Hedge Fund Superhero and past chairman of the Nasdaq Stock Market, Bernard Madoff, has bilked his super rich investors out of approximately $52 billion. Many of those investors admit that they could never understand how Madoff's fund consistently paid such high returns but in spite of their concerns most of them still invested in the phony fund. W.C. Fields said, "you can't cheat an honest man" with excessive promises of profit. Mr. Madoff has certainly proved that you can cheat greedy men and it is high time that some of them paid for their greed instead of Main Street Americans. I find this act of Justice more than a little satisfying.
When AIG and some of the biggest banks failed, or were about to, Main Street bailed them out with no strings attached. Some of them continued to spend lavishly on themselves with that money and have as yet not used it as Treasury Secretary Paulson promised. Paulson demanded that the bail out money be given without conditions so the taxpayers can only hope that it will be spent properly. Greed is winning that one.
Now the automakers have come to Washington DC begging for a bail out. $15 billion won't be enough to save the poorly managed automakers; experts predict that it will take ten times that much or more. The Democrats want to give them the money to save two million workers from unemployment. The Republicans won't agree to giving them any money unless the union workers give up one-third of their wages and some of their retirement benefits; the Republicans think that union wages and benefits are the reasons why U.S. automakers can't compete with U.S.-based foreign automakers who employ only non-union workers.
I think the management of the U.S. automakers along with Congress, who backed off the gas mileage requirements, and American consumers who prefer big gas-guzzling SUVs are responsible for the failure of the U.S. automakers.

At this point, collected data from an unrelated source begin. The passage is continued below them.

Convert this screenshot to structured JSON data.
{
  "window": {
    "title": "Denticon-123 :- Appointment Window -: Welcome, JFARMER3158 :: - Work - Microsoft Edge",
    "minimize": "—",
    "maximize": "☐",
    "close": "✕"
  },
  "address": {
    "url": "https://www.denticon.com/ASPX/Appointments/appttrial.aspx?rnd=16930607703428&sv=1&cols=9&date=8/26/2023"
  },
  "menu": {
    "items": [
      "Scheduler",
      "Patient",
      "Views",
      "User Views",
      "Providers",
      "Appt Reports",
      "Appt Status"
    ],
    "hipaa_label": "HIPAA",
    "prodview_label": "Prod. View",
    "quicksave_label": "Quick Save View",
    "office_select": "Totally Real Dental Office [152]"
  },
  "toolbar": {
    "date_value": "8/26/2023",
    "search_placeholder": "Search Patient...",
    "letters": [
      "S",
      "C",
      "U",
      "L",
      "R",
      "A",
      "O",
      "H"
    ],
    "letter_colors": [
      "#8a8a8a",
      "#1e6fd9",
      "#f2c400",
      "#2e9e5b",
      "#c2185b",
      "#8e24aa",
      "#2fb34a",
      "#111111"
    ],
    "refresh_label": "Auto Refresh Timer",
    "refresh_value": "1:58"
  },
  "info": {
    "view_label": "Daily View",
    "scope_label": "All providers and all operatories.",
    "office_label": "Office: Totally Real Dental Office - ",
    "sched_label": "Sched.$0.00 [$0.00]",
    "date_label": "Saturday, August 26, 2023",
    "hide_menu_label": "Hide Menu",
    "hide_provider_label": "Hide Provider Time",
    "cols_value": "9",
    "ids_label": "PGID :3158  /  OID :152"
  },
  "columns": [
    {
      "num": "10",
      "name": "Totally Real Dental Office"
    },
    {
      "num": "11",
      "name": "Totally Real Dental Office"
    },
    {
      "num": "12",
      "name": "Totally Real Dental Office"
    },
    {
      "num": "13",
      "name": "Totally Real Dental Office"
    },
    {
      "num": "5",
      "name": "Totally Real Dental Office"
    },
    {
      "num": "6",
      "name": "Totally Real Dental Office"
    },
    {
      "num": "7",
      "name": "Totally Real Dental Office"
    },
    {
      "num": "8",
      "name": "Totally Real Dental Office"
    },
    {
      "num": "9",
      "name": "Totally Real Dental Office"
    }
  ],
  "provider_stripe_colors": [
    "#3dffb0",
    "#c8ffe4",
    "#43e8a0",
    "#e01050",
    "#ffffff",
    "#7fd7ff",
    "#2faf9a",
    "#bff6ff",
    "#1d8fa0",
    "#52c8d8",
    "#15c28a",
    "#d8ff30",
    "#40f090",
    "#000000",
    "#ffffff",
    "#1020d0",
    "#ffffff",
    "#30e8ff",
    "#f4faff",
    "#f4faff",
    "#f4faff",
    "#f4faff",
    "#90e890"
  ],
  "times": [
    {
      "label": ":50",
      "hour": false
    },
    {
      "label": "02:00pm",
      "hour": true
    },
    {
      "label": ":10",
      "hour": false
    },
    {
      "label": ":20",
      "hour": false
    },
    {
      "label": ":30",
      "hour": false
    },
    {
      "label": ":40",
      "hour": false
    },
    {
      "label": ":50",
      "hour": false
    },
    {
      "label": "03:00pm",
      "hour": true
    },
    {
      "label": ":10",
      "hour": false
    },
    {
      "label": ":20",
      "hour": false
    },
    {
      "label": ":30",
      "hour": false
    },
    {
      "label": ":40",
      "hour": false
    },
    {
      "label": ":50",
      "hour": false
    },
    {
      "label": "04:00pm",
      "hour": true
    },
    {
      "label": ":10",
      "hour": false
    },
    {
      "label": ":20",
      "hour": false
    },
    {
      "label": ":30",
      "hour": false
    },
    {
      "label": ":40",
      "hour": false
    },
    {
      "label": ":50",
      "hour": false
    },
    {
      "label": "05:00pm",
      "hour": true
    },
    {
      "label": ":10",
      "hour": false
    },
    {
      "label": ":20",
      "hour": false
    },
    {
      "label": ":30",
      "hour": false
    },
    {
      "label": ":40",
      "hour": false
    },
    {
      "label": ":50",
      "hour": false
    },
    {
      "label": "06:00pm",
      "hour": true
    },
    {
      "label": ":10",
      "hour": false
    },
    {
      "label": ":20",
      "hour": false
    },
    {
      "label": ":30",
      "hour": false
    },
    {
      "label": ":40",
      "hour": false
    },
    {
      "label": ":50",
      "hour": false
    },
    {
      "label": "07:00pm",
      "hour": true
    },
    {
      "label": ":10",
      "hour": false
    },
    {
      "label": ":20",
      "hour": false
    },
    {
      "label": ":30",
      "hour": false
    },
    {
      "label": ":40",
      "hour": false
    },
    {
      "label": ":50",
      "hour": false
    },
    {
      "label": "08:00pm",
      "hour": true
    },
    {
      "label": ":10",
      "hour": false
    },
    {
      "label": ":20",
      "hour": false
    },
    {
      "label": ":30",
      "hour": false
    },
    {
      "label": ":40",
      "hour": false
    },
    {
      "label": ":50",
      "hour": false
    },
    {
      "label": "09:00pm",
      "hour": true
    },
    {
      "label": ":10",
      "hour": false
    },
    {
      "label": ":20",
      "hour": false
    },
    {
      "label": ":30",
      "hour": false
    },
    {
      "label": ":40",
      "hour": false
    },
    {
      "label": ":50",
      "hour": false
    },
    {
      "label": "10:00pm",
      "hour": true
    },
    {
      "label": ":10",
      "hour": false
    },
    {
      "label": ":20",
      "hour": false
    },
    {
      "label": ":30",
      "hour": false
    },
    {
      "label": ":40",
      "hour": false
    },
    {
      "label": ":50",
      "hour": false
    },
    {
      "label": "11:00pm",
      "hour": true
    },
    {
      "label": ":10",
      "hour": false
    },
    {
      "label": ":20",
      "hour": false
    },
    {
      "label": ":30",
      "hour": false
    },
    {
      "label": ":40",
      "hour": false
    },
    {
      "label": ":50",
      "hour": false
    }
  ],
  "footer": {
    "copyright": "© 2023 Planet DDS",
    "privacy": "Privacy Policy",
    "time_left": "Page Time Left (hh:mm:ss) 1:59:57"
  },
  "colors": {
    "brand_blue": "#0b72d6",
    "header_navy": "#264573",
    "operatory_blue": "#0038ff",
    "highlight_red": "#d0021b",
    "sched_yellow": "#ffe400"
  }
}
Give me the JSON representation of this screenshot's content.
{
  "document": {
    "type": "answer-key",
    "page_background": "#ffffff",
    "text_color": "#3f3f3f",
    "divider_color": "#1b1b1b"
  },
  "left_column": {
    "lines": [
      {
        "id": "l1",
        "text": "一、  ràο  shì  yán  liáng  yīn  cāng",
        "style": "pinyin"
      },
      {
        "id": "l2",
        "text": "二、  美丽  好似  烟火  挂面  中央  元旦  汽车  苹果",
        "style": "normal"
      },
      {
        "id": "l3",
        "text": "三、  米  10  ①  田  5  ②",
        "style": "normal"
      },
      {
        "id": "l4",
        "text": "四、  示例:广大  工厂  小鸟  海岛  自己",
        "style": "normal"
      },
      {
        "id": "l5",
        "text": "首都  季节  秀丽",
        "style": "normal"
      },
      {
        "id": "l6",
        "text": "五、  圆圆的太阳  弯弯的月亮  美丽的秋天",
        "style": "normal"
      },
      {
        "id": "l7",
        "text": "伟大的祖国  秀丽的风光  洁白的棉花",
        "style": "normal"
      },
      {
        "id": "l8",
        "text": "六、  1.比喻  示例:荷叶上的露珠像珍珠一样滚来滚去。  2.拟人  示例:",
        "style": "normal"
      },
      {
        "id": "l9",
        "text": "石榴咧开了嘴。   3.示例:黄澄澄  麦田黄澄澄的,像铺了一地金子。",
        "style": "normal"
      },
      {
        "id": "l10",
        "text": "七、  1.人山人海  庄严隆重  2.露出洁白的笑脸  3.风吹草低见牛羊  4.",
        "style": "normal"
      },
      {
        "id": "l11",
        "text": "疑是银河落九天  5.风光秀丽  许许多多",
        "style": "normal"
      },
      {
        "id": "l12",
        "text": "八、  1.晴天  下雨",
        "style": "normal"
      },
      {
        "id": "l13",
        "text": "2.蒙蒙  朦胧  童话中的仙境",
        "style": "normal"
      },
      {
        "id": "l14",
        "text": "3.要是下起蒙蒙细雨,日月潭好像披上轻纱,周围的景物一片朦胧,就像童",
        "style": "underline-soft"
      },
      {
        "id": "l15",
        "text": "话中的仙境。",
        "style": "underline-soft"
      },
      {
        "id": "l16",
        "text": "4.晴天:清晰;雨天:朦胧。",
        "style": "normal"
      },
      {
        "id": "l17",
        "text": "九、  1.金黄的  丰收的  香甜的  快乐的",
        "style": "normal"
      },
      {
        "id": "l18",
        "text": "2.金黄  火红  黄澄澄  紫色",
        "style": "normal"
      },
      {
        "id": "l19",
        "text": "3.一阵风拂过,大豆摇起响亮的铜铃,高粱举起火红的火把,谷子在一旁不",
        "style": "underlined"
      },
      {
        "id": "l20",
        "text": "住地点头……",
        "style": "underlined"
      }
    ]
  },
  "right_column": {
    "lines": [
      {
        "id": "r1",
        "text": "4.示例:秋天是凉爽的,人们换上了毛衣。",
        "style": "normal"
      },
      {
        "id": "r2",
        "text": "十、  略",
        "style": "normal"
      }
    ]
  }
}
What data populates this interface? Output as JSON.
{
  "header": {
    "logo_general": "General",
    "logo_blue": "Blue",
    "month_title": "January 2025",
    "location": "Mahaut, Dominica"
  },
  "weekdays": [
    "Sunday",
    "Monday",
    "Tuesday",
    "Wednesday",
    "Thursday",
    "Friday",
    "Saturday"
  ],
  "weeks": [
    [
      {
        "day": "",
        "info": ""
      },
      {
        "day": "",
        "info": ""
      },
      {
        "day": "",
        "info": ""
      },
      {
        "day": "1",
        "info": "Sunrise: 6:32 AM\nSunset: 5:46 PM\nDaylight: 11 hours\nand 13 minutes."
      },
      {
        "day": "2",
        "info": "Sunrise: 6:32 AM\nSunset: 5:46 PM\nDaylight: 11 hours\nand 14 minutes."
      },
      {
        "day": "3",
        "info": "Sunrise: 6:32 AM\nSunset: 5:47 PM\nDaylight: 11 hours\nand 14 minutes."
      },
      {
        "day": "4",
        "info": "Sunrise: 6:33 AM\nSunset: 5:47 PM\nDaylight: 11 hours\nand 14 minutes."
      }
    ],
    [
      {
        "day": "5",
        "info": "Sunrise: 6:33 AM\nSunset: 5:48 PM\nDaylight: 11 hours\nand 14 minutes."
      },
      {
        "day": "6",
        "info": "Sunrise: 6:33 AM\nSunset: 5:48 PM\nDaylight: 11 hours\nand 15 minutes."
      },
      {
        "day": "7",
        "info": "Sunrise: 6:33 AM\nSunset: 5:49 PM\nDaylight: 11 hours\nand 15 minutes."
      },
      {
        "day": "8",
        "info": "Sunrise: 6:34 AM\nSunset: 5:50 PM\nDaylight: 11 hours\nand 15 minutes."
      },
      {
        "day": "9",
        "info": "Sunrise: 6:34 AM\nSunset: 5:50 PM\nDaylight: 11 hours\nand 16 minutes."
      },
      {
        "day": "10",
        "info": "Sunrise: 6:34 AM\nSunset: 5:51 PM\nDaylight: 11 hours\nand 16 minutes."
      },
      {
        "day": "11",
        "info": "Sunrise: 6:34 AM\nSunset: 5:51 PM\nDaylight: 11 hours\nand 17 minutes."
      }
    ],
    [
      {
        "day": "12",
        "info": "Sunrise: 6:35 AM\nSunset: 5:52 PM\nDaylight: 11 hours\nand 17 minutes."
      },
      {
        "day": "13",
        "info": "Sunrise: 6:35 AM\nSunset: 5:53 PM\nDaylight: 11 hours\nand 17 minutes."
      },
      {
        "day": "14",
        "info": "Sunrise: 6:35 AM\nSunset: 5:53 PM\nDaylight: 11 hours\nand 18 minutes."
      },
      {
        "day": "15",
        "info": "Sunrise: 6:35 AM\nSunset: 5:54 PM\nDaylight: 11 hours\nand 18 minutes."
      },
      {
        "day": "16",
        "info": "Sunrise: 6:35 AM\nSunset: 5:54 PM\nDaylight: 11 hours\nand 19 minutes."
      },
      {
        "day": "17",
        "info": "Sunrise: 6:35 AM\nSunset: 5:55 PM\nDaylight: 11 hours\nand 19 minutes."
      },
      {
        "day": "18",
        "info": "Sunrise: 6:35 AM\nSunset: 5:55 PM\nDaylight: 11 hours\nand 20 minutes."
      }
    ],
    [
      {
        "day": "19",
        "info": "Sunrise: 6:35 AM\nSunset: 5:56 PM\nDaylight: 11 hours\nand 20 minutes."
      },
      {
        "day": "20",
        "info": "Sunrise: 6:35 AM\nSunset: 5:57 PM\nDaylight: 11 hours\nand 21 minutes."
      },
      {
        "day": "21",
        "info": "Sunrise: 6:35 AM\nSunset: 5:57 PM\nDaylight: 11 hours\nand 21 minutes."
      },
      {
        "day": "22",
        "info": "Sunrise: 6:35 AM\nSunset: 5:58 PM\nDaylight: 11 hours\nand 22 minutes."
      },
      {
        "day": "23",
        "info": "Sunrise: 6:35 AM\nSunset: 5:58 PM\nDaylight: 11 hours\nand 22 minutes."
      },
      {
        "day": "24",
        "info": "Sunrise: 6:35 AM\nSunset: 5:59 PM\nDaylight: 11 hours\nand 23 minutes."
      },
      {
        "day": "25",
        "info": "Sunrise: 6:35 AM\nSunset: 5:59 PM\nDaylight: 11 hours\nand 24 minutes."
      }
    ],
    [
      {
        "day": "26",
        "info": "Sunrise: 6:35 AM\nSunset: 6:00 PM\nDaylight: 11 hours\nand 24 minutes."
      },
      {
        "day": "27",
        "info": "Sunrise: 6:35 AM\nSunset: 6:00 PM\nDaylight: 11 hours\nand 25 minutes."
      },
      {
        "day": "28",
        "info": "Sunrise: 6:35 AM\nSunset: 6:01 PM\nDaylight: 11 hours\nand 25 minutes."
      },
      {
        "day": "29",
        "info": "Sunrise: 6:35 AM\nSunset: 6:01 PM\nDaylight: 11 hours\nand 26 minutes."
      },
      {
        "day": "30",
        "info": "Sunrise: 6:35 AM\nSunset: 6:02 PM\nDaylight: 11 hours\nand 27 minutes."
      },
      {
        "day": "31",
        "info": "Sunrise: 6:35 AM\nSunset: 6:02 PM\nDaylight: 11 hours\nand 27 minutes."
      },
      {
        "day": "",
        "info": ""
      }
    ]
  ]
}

It wasn't the union workers who decided that GM would sell a $72,000 Cadillac Escalade "Hybrid" that gets 19 miles per gallon of gasoline. It wasn't the union workers that designed cars of such poor quality that they are not as reliable as the cars produced in the U.S. by foreign automakers.
I don't think the union workers are responsible for the failure of the U.S. automakers although I do think they should contribute something to save the automakers. However, the GOP wants more than reasonable concessions for the union; they want to bust the automobile workers' union just like the GOP broke the textile workers' unions in the South in the 1930's.
I don't think Congress should bail out the automakers since I have no faith that their management would redirect their companies to manufacture competitive products. A bail out will only delay the inevitable failures and the massive unemployment that will follow. I'd rather see Congress investing in companies that are developing or have developed energy efficient automobiles and public projects to create effective mass transportation systems. The U.S. automakers only deserve to survive if they can do so on their own.